Palestrina si è dimostrata all’altezza di un grande obiettivo quale è la piena inclusione, lo ha dimostrato dando l’opportunità alle scuole del territorio di sperimentare un’ attività che va avanti da più di dieci anni, “Credo che si possa dire che al Palaiaia nessuno è rimasto al bordo campo a guardare” Ha affermato Silvia Merni a margine dell’evento.

A Gemma
“Era Primavera e c’era un bellissimo sole quel giorno in cui, due anni fa, ho incontrato casualmente una mia ex-alunna, Giada, del liceo classico Eliano di Palestrina. Passeggiava insieme al marito, Gianluca, il figlio più grande e l’ultima nata, Gemma, di un anno e mezzo, seduta sul passeggino. Dopo abbracci e saluti di rito propri di chi si rincontra a distanza di tanto tempo, Giada indirizza la mia attenzione sulla bambina dicendomi: “Gemma, mi figlia, sarà una sua futura atleta Special Olympics”. In un primo momento rimango senza parole, colpita e affondata dalla sorpresa, non mi ero accorta che la bambina, bellissima, avesse gli occhi a mandorla e la Sindrome di Down. Giada continua dicendomi: “Quando all’ospedale ho saputo del problema della bambina ho pensato subito a lei prof…” Nella mia mente è passata una tempesta di pensieri: sono più di trent’anni che svolgo attività di volontariato con persone con disabilità, da circa 13 sono con Special Olympics, e non ho mai smesso di incoraggiare i miei alunni a vedere la disabilità intellettiva con occhi diversi, come una risorsa perché ci credo e perché seguo sempre il mio cuore, che è anche quello di madre di una bambina che non c’è più a causa di una gravissima disabilità. Nonostante ciò non mi sentivo molto preparata a questo incontro con una ex alunna-diventata mamma di una bambina con disabilita intellettiva. Per un attimo ho avuto un senso di smarrimento, forse di dispiacere?! Ma poi ha prevalso un altro sentimento molto più bello: di felicità perché Giada, in un momento difficile, forse il più triste della sua vita, aveva avuto uno spiraglio di speranza e glielo aveva dato Special Olympics attraverso la sua scuola. L’ abbraccio forte, le sorrido con gli occhi pieni di commozione, mi congratulo per la bellissima figlia e comincio a parlare del programma YAP di Special Olympics invitandola a partecipare ad una Convention che si sarebbe tenuta a Roma di lì a poco.

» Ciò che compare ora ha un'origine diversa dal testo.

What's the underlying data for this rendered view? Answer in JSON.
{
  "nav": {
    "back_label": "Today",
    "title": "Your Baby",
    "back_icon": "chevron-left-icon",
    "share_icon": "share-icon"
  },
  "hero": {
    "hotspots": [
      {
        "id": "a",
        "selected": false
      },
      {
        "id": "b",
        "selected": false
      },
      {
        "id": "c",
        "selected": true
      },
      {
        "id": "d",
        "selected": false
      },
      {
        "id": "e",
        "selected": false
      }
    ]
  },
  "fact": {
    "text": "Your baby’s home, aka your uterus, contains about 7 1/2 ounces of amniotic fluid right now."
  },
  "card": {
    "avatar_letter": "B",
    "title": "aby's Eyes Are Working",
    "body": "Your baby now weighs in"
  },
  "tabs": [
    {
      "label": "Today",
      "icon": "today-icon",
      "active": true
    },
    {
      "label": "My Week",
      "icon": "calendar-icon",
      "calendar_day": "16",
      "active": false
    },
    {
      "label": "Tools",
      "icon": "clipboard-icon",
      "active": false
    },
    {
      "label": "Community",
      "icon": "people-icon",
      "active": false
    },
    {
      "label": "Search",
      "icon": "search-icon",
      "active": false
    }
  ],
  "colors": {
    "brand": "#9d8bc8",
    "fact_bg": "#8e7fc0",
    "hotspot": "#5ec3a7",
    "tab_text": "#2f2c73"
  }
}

E così é stato; tutta la famiglia ha partecipato a questo evento, dove fra una mare di lacrime, di grande emozione, è stata presentata per la prima volta.
Martedi 30 maggio 2017 Gemma ha fatto i suoi primi passi con Special Olympics, in realtà l’evento era dedicato a lei. La strada da percorrere è ancora lunga, non mancheranno salite e i sentieri tortuosi ma si cammina insieme, per questo si arriverà lontano. Gemma forse non lo sa ancora, ma i suoi genitori si, sono sereni e consapevoli. Un punto di partenza può essere già una vittoria? La risposta è si.